Ayat “Wa fii anfusikum afala tubshiruun?” (Dan di dalam dirimu sendiri, apakah tidak kamu perhatikan?) seolah menjadi sindiran al-Qur’an terhadap manusia yang di satu sisi terkesan lalai tidak memperhatikan kekuatan apa yang terdapat di dalam dirinya, dan di sisi lain terlalu sibuk mengurusi masalah dirinya sehingga tenggelam dalam lautan masalah tanpa solusi.
Prinsip keseimbangan
Masalah itu, apapun bentuknya, tak ubahnya seperti organisme hidup. Dia bisa membesar dan mengecil, bisa semakin berat, bisa semakin ringan, bisa terus menerus ada, bisa hilang dalam sekejap tergantung dari sikap dan sudut pandang kita. Dia bisa terus membesar kalau kita menganggapnya besar, dan akan terus membesar selama kita menganggap diri kita lebih kecil dari masalah itu sendiri. Bila diibaratkan, masalah yang sebenarnya hanya 1 kg, bisa bertambah besar menjadi 1 ton ketika kita menganggap kemampuan kita menangani masalah itu hanya seberat 1 kuintal saja. Jelas hal ini sangat timpang.
Terlepas dari bagaimana kita membuat pandangan tentang beban masalah itu, ada prinsip mendasar yang dinyatakan secara tegas oleh Allah tentang bagaimana sebaiknya kita menyikapi masalah. Prinsipnya adalah bahwa Allah tidak akan membebani kita sesuatu (masalah) kecuali sesuai dengan takaran kemampuan kita, seperti yang tertera dalam ayat “La yukallifullohu nafsan illa wus’aha, laha ma kasabat, wa alaiha maktasabat”. Inilah yang dimaksud prinsip keseimbangan itu. Artinya, seberat dan sebesar apapun masalah, hakikatnya kita telah dibekali kemampuan untuk menyelesaikan masalah itu.

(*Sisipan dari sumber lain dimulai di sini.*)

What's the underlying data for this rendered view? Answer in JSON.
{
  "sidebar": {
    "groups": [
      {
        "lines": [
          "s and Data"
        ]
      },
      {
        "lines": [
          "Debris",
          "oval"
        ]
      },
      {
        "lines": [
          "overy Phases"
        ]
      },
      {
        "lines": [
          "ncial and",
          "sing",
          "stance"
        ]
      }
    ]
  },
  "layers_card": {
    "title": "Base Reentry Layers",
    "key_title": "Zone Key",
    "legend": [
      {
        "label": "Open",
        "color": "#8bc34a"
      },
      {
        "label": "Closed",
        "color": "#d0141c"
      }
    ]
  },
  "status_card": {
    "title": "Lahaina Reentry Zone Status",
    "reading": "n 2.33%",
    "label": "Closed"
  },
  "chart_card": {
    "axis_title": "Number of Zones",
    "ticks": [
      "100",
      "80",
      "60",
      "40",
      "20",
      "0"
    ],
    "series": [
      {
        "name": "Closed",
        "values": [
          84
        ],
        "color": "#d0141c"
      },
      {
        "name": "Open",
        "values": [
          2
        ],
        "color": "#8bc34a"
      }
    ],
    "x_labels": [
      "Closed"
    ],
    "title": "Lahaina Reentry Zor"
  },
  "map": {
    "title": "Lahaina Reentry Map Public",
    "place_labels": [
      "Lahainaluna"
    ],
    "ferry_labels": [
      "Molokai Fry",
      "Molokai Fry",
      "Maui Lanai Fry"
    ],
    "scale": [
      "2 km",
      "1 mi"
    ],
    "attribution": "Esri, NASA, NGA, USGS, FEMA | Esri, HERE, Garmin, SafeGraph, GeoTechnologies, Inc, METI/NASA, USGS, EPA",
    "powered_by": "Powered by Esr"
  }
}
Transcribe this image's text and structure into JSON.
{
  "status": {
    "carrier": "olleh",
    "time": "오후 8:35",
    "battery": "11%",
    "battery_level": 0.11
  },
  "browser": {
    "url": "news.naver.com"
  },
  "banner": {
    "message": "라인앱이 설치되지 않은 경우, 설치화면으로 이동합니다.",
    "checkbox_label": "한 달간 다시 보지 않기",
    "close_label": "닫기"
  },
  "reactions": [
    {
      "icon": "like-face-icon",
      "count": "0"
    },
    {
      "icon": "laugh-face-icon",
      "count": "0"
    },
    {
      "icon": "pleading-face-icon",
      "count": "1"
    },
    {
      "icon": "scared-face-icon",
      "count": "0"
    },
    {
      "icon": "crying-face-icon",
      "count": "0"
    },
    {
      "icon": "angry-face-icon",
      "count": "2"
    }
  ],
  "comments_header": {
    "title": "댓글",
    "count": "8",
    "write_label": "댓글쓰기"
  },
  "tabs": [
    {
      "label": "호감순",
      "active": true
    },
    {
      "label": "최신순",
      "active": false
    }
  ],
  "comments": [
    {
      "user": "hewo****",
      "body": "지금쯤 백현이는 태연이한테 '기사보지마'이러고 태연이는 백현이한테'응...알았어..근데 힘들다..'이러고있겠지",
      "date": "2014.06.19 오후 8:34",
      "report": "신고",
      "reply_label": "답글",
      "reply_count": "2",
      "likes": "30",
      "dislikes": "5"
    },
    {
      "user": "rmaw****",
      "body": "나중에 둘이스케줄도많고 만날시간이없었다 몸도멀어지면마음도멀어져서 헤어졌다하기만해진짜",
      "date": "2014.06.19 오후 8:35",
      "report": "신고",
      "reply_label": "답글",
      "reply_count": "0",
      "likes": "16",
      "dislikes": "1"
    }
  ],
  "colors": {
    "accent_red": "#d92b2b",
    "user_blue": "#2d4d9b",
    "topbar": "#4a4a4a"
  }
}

Bila sudut pandang kita lebih condong pada prinsip keseimbangan yang menandakan adanya kemampuan kita, maka beban masalah itu akan kita atasi. Sebaliknya, bila kita cenderung menganggap masalah itu lebih besar dari kemampuan kita, maka risiko yang kita terima pun akan membawa kita pada rasa beban yang lebih berat di diri kita sendiri, laha makasabat, wa’alaiha maktasabat.
Fokus
Seiring dengan datangnya masalah dan kemampuan proporsional kita dalam menyikapi masalah, secara naluri, diri kita akan terbawa pada perilaku di mana kita mulai fokus pada kekuatan yang kita miliki, dan bukan sebaliknya, terbawa irama masalah yang kerap menenggelamkan kekuatan kita. Untuk itu, kita perlu memetakan modalitas kekuatan diri kita yang telah diberikan secara lengkap oleh Allah. Kekuatan itu meliputi kekuatan pikiran, hati (iman), dan fisik (pancaindra) ditambah dengan kekuatan ilmu, jaringan, pengalaman dan ekonomi yang telah kita himpun sepanjang perjalanan hidup kita.
Modalitas kekuatan yang kita miliki ini perlu diberdayakan semaksimal mungkin untuk mencari dan menemukan solusi alternatif dari beban masalah yang ada di hadapan kita. Ibarat kaca pembesar yang memfokuskan sinar matahari pada satu titik, begitu pulalah sikap kita pada masalah, yakni fokus pada solusi atas masalah, meski bentuk dan prosesnya tak serta merta dapat terjadi dengan cepat begitu saja.
Fokus yang tersistematis pada kekuatan dan kelebihan kita, pada akhirnya akan menjadikan kita sebagai “petarung sejati” atas kenyataan-kenyataan ataupun masalah hidup yang terjadi. Tak ubahnya seperti tandem ataupun sparing patner dalam dunia olahraga, masalah hidup justru menaikkan derajat hidup kita karena secara alami kemampuan mental dan sudut pandang kita berubah menjadi lebih baik lagi dari sebelumnya. Seperti kata pepatah “Lautan yang tenang tak pernah bisa melahirkan nahkoda yang handal, tapi lautan yang penuh ombak dan badai akan membentuk nahkoda yang tangguh.”